One thing Plan F enrollees often worry about is whether their carrier can simply drop them as costs climb. "Medigap policies are guaranteed renewable. This means that your plan has to renew your policy every year as long as you pay your premiums, even if you are filing a lot of costly claims," says Hannah Skinner, a licensed Medicare agent in South Carolina. "There have been Medigap carriers that became insolvent and pulled out of the market, however, you are protected. If that happened to you, you would have guaranteed issue rights to get another plan with no underwriting." That's an important safety net to know about, even if the day-to-day pain is the premium increase rather than the cancellation risk.
Should You Switch from Plan F to Plan G?
If you currently have Plan F and your premiums have been climbing, switching to Plan G is worth serious consideration:
- Compare your current Plan F premium to Plan G quotes. Get Plan G quotes from multiple carriers in your zip code. If the monthly savings exceeds ~$22 (the monthly value of the Part B deductible), switching saves you money even after paying the deductible out of pocket.

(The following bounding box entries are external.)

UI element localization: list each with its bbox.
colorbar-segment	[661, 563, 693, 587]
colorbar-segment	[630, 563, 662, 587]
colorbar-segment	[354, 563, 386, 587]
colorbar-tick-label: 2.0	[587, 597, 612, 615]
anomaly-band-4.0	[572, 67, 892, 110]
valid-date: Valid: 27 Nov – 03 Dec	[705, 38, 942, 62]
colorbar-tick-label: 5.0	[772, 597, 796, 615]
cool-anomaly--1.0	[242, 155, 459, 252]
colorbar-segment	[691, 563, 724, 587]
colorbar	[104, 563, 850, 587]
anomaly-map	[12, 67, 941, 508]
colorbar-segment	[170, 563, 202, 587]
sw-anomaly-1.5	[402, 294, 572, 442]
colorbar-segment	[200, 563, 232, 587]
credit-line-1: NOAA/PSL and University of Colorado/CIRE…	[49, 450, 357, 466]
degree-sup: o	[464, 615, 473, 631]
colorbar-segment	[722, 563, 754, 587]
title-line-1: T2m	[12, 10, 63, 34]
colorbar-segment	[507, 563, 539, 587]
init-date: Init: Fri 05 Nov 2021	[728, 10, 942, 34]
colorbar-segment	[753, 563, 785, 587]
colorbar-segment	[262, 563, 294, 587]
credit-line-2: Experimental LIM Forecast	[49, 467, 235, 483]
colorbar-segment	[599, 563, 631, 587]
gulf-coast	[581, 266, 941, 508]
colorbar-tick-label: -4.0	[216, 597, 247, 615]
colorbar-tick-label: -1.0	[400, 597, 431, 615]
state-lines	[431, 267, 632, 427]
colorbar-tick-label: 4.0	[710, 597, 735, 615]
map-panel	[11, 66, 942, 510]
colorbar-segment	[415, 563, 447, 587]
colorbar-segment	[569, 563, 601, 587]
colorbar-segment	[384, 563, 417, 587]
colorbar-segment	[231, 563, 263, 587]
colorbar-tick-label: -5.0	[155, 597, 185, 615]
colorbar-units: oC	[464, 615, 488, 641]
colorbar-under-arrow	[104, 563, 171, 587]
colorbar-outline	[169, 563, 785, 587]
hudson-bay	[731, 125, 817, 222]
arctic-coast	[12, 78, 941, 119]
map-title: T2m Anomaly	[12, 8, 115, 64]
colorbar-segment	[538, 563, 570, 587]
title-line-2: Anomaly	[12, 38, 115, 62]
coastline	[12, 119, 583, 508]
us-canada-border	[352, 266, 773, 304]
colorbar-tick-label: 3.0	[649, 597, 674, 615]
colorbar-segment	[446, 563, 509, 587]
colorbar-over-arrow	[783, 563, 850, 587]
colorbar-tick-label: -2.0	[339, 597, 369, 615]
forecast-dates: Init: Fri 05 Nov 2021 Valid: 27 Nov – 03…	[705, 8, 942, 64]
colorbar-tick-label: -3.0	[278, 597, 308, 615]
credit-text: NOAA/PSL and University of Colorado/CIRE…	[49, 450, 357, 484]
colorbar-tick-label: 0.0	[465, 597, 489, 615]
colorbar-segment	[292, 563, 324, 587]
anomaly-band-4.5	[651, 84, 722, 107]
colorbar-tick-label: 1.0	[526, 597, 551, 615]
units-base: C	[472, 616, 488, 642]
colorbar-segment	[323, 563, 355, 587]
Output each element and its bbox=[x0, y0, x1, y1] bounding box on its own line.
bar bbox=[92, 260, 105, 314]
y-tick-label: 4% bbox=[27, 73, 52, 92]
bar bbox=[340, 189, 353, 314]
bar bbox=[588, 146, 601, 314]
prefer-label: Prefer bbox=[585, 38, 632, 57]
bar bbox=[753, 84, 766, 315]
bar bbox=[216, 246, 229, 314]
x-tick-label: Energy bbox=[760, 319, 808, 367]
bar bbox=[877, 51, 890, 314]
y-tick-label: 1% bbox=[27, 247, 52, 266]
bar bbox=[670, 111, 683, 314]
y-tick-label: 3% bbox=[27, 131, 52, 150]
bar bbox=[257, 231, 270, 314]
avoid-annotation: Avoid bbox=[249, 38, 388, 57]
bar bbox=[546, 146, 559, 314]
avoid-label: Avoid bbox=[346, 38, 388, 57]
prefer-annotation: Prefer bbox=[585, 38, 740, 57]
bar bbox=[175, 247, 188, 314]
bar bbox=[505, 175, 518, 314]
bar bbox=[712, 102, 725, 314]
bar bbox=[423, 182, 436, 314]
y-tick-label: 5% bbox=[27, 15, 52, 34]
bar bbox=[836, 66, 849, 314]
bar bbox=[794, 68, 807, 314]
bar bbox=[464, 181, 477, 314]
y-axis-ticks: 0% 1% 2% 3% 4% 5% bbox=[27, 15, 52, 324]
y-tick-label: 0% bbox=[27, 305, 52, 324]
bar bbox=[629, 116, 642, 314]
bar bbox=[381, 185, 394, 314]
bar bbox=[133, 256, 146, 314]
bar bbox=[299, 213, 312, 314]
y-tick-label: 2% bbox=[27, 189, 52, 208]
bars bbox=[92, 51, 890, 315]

- Understand the underwriting. If you're outside your Medigap open enrollment period, you'll likely need to pass medical underwriting to switch to a new carrier's Plan G. Some carriers offer a guaranteed-issue switch from their own Plan F to their Plan G, so ask your current carrier first.
- Consider your health trajectory. If you have significant health issues that might make underwriting difficult, staying on Plan F might be the safer play, even at a higher premium.
- Factor in future premium trends. Plan F premiums are likely to keep outpacing Plan G increases due to the closed risk pool. A $50/month difference today could become $80-100/month in a few years.
Talk to a local Medicare licensed insurance agent who can run the numbers for your specific situation. They can compare your current Plan F cost against Plan G options in your area and help you understand the underwriting process.
The agent perspective on this is pretty consistent. "Depending on your health, you can shop for a new plan. Your health matters because you will have to pass the underwriting process. Different companies charge different prices, so if you can pass underwriting, you may be able to get the same plan at a lower cost," says Mark Bilgere, a licensed Medicare agent in Texas. "If you're able to pass, you can also change plan levels, for example Plan F to Plan G or Plan G to Plan N. You may change companies and plans, or just one of them." The takeaway: a single underwriting application can simultaneously shop carriers and benefit levels, so it's worth running even if you're not sure which lever will give you the biggest savings.
Final Thoughts
Plan F was once the obvious choice for anyone who wanted the most comprehensive Medigap coverage. For those who still have access to it, it remains a solid plan in terms of benefits. But the economics have shifted. The closed enrollment pool is driving premiums up faster than competing plans, and the only extra benefit over Plan G, coverage of a $257 annual deductible, rarely justifies the cost difference.
If you're eligible for Plan F and considering it for the first time, compare it carefully against Plan G. If you already have Plan F and your premiums are outpacing your budget, a switch to Plan G or even Plan N could save you significant money without meaningfully reducing your coverage.